TaskLocal 7B-13BCloud (Claude/GPT-4)
Simple refactorsGoodExcellent
Boilerplate generationGoodExcellent
Complex architecture decisionsWeakExcellent
Understanding large codebasesWeakExcellent
Multi-file editsWeakGood
Speed (with GPU)FastNetwork-dependent
Speed (CPU only)SlowNetwork-dependent
warning

Running a 13B model on CPU can take 10-30 seconds per response. A modern GPU (RTX 3060 or better) brings this down to 1-3 seconds. Manage your expectations.

Hybrid Strategy: The Practical Approach

Most developers who stick with local models use a hybrid workflow rather than going all-in:

  1. Local model for quick, safe tasks: lint fixes, renaming, simple regex, explaining a function.
  2. Cloud model for heavy lifting: designing new features, debugging tricky issues, cross-file refactoring.
  3. Switch based on project: open source or non-sensitive code → cloud; proprietary or regulated code → local.

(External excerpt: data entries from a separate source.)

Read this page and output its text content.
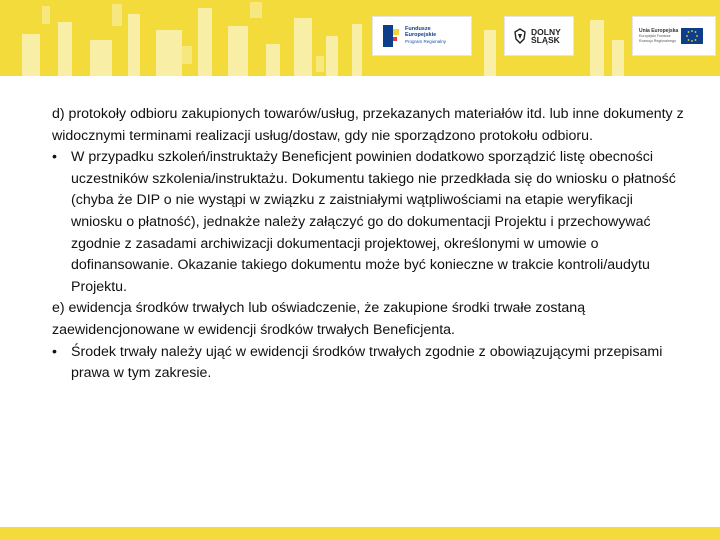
Fundusze
Europejskie
Program Regionalny
DOLNY
ŚLĄSK
Unia Europejska
Europejski Fundusz
Rozwoju Regionalnego

d) protokoły odbioru zakupionych towarów/usług, przekazanych materiałów itd. lub inne dokumenty z widocznymi terminami realizacji usług/dostaw, gdy nie sporządzono protokołu odbioru.

• W przypadku szkoleń/instruktaży Beneficjent powinien dodatkowo sporządzić listę obecności uczestników szkolenia/instruktażu. Dokumentu takiego nie przedkłada się do wniosku o płatność (chyba że DIP o nie wystąpi w związku z zaistniałymi wątpliwościami na etapie weryfikacji wniosku o płatność), jednakże należy załączyć go do dokumentacji Projektu i przechowywać zgodnie z zasadami archiwizacji dokumentacji projektowej, określonymi w umowie o dofinansowanie. Okazanie takiego dokumentu może być konieczne w trakcie kontroli/audytu Projektu.

e) ewidencja środków trwałych lub oświadczenie, że zakupione środki trwałe zostaną zaewidencjonowane w ewidencji środków trwałych Beneficjenta.

• Środek trwały należy ująć w ewidencji środków trwałych zgodnie z obowiązującymi przepisami prawa w tym zakresie.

Cursor makes this easy because you can change the model in settings without restarting the IDE. Some users keep two Cursor windows open — one pointed at local, one at cloud — though that is more of a workaround than a feature.

tip

If you have a Mac with Apple Silicon, Ollama leverages the Neural Engine well. A MacBook Pro M3 Pro can run a 13B model at usable speeds without draining the battery like a discrete GPU would.

Troubleshooting

"Connection refused" errors

  • Check that the server is running (ollama serve or LM Studio server tab).
  • Verify the port: Ollama uses 11434, LM Studio uses 1234.
  • Check your firewall or corporate proxy.

Slow responses

  • Use a smaller model or a higher quantization (Q4 instead of Q5).
  • Ensure your GPU is being used. Ollama logs show GPU or CPU on load.
  • Close other GPU-heavy apps.

Nonsensical outputs

  • The model name might not match. Ollama is picky about exact names.
  • Some models need a specific prompt format. Instruct models work better than base models for chat.

Cursor ignores the local setting

  • Make sure you are overriding the OpenAI base URL, not just adding a custom model.
  • Restart Cursor after changing the base URL.

Final Thoughts

Local LLMs with Cursor are viable today for a subset of tasks. They are not as capable as cloud models, but for privacy-conscious developers or those working in restricted environments, they are often good enough. Start with Ollama if you want speed of setup, or LM Studio if you prefer a GUI. Expect to iterate on model choice and workflow before you find what works for your projects.